Nate Cohn, an analyst at The New York Times , is raising questions about the it-was-Comey thesis, pointing to a poll that showed Clinton starting to shed support in advance of the Comey letter. Is it possible that Clinton was heading for a fall anyway? In a series of exasperated tweets, Silver contends that the data show it really was the Comey letter and that any pre-Comey dropoff in the polls was the kind of outlier data that are normally found after election—not a previously unrecognized bit of proof that Clinton was heading for a fall anyway.

Causation is always harder to prove than correlation. Knowing precisely what caused Clinton’s excruciatingly close loss to Trump in the electoral college even as she won the popular vote by a margin of more than 3 million votes will likely be debated for some time. There’s no question that missteps by the campaign and a longtime problem with her trustworthiness that was exacerbated by sloppy media coverage made Clinton more vulnerable than she should have been after the convention. The dump of purloined emails, which U.S. intelligence agencies claim was led by Russian sources, muted the effect of release of the Access Hollywood tape on which Trump is heard discussing the sexual assault of women. The Comey letter was the coup de grace that cost Clinton the election. Like a game of Clue or an Agatha Christie novel, there are countless suspects in who killed a Hillary Clinton presidency, but unlike those murder mysteries there’s really more than one actual murderer. Silver makes a compelling case that without the Comey letter she likely would have won. Clinton is right that Wikileaks also led to her loss. But it’s also true that had she run a stronger race, she might have survived those heavy blows. Autopsies in politics are seldom conclusive.

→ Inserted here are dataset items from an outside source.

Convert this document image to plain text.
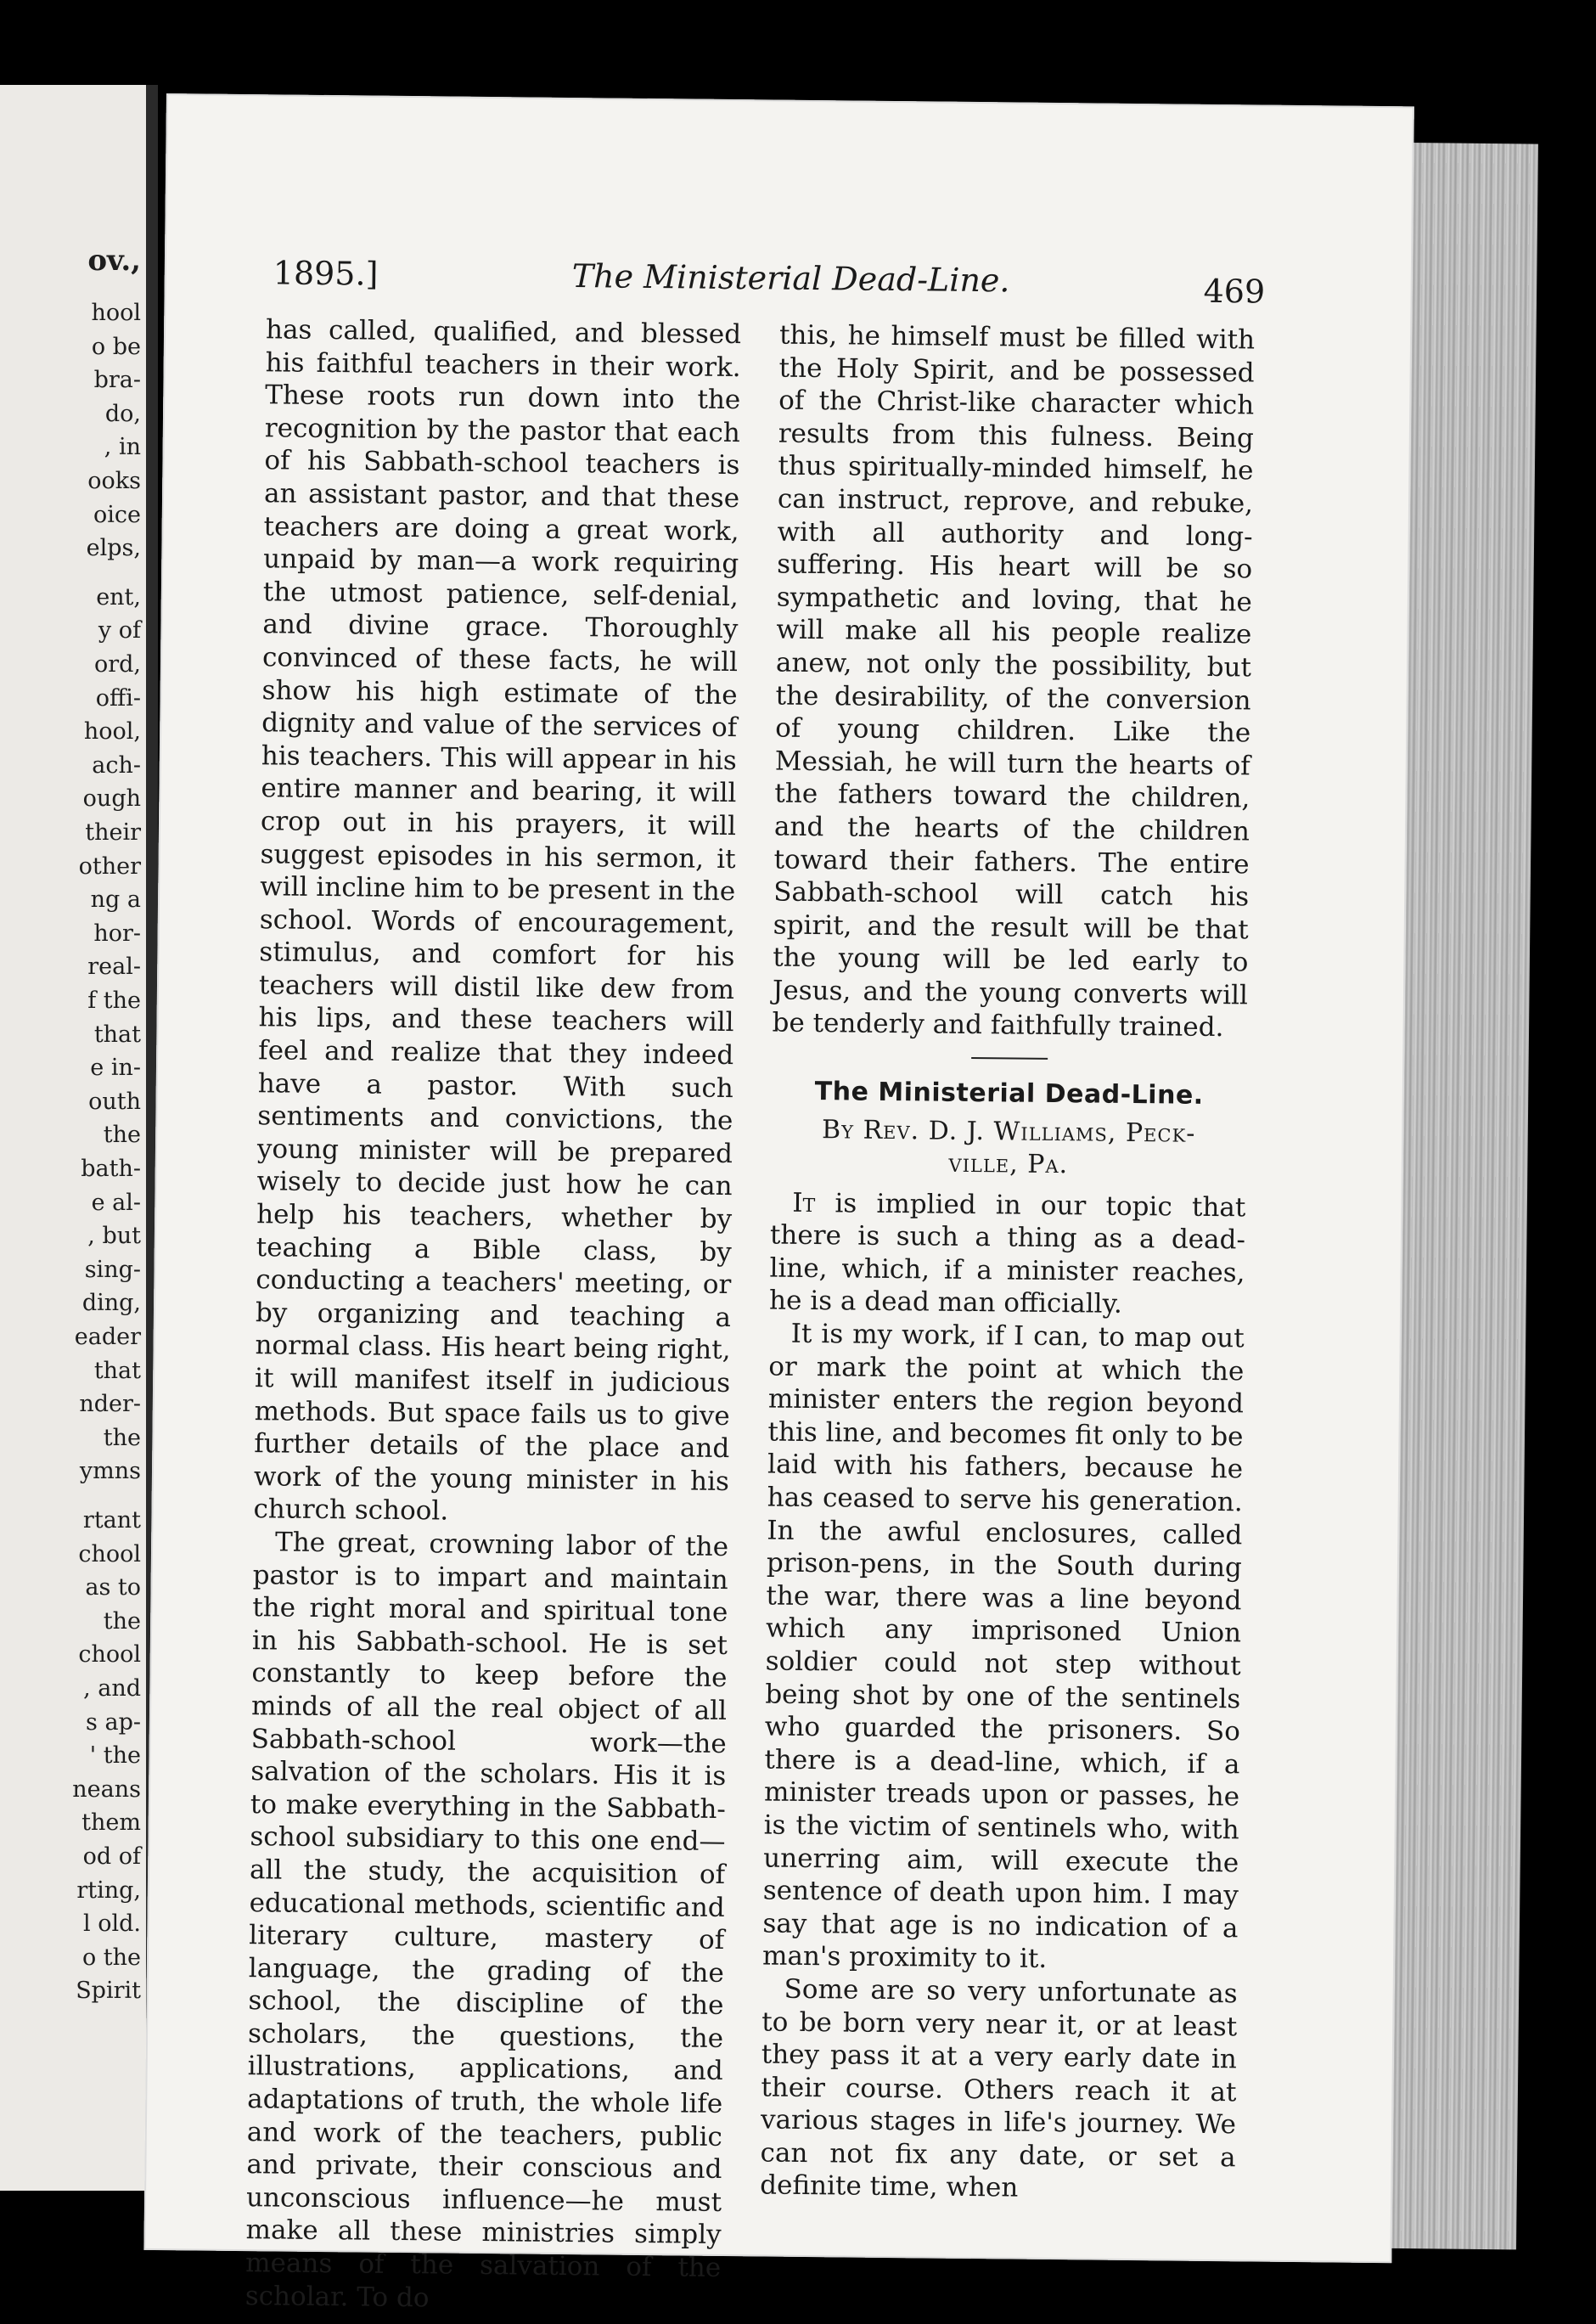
ov.,
hool
o be
bra-
do,
, in
ooks
oice
elps,
ent,
y of
ord,
offi-
hool,
ach-
ough
their
other
ng a
hor-
real-
f the
that
e in-
outh
the
bath-
e al-
, but
sing-
ding,
eader
that
nder-
the
ymns
rtant
chool
as to
the
chool
, and
s ap-
' the
neans
them
od of
rting,
l old.
o the
Spirit
1895.]	The Ministerial Dead-Line.	469

has called, qualified, and blessed his faithful teachers in their work. These roots run down into the recognition by the pastor that each of his Sabbath-school teachers is an assistant pastor, and that these teachers are doing a great work, unpaid by man—a work requiring the utmost patience, self-denial, and divine grace. Thoroughly convinced of these facts, he will show his high estimate of the dignity and value of the services of his teachers. This will appear in his entire manner and bearing, it will crop out in his prayers, it will suggest episodes in his sermon, it will incline him to be present in the school. Words of encouragement, stimulus, and comfort for his teachers will distil like dew from his lips, and these teachers will feel and realize that they indeed have a pastor. With such sentiments and convictions, the young minister will be prepared wisely to decide just how he can help his teachers, whether by teaching a Bible class, by conducting a teachers' meeting, or by organizing and teaching a normal class. His heart being right, it will manifest itself in judicious methods. But space fails us to give further details of the place and work of the young minister in his church school.

The great, crowning labor of the pastor is to impart and maintain the right moral and spiritual tone in his Sabbath-school. He is set constantly to keep before the minds of all the real object of all Sabbath-school work—the salvation of the scholars. His it is to make everything in the Sabbath-school subsidiary to this one end—all the study, the acquisition of educational methods, scientific and literary culture, mastery of language, the grading of the school, the discipline of the scholars, the questions, the illustrations, applications, and adaptations of truth, the whole life and work of the teachers, public and private, their conscious and unconscious influence—he must make all these ministries simply means of the salvation of the scholar. To do

this, he himself must be filled with the Holy Spirit, and be possessed of the Christ-like character which results from this fulness. Being thus spiritually-minded himself, he can instruct, reprove, and rebuke, with all authority and long-suffering. His heart will be so sympathetic and loving, that he will make all his people realize anew, not only the possibility, but the desirability, of the conversion of young children. Like the Messiah, he will turn the hearts of the fathers toward the children, and the hearts of the children toward their fathers. The entire Sabbath-school will catch his spirit, and the result will be that the young will be led early to Jesus, and the young converts will be tenderly and faithfully trained.

The Ministerial Dead-Line.
By Rev. D. J. Williams, Peck-
ville, Pa.

It is implied in our topic that there is such a thing as a dead-line, which, if a minister reaches, he is a dead man officially.

It is my work, if I can, to map out or mark the point at which the minister enters the region beyond this line, and becomes fit only to be laid with his fathers, because he has ceased to serve his generation. In the awful enclosures, called prison-pens, in the South during the war, there was a line beyond which any imprisoned Union soldier could not step without being shot by one of the sentinels who guarded the prisoners. So there is a dead-line, which, if a minister treads upon or passes, he is the victim of sentinels who, with unerring aim, will execute the sentence of death upon him. I may say that age is no indication of a man's proximity to it.

Some are so very unfortunate as to be born very near it, or at least they pass it at a very early date in their course. Others reach it at various stages in life's journey. We can not fix any date, or set a definite time, when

Clinton faced unique circumstances, but there are lessons from these polls for the 2020 Democratic aspirants. White working-class anxiety won’t be assuaged by a growing economy or an “economic message” alone, a la Bernie Sanders, because much of it is based on cultural anxieties about immigration, affirmative action and a sense that America has changed for the worse. And trust problems—often more fostered by GOP charges and fueled by the press—are very hard to overcome for any Democrat. In addition to Clinton they plagued presidential nominees Al Gore and John Kerry, who also came tantalizingly close to winning their races. (Kerry, it’s often forgotten, came within around 100,000 votes in Ohio of winning the presidency.) It took all of Bill Clinton and Barack Obama’s exceptional political skills, meanwhile, to muscle through charges about their honesty, and they were elected and re-elected because of their ability to galvanize minorities while holding on to enough white voters.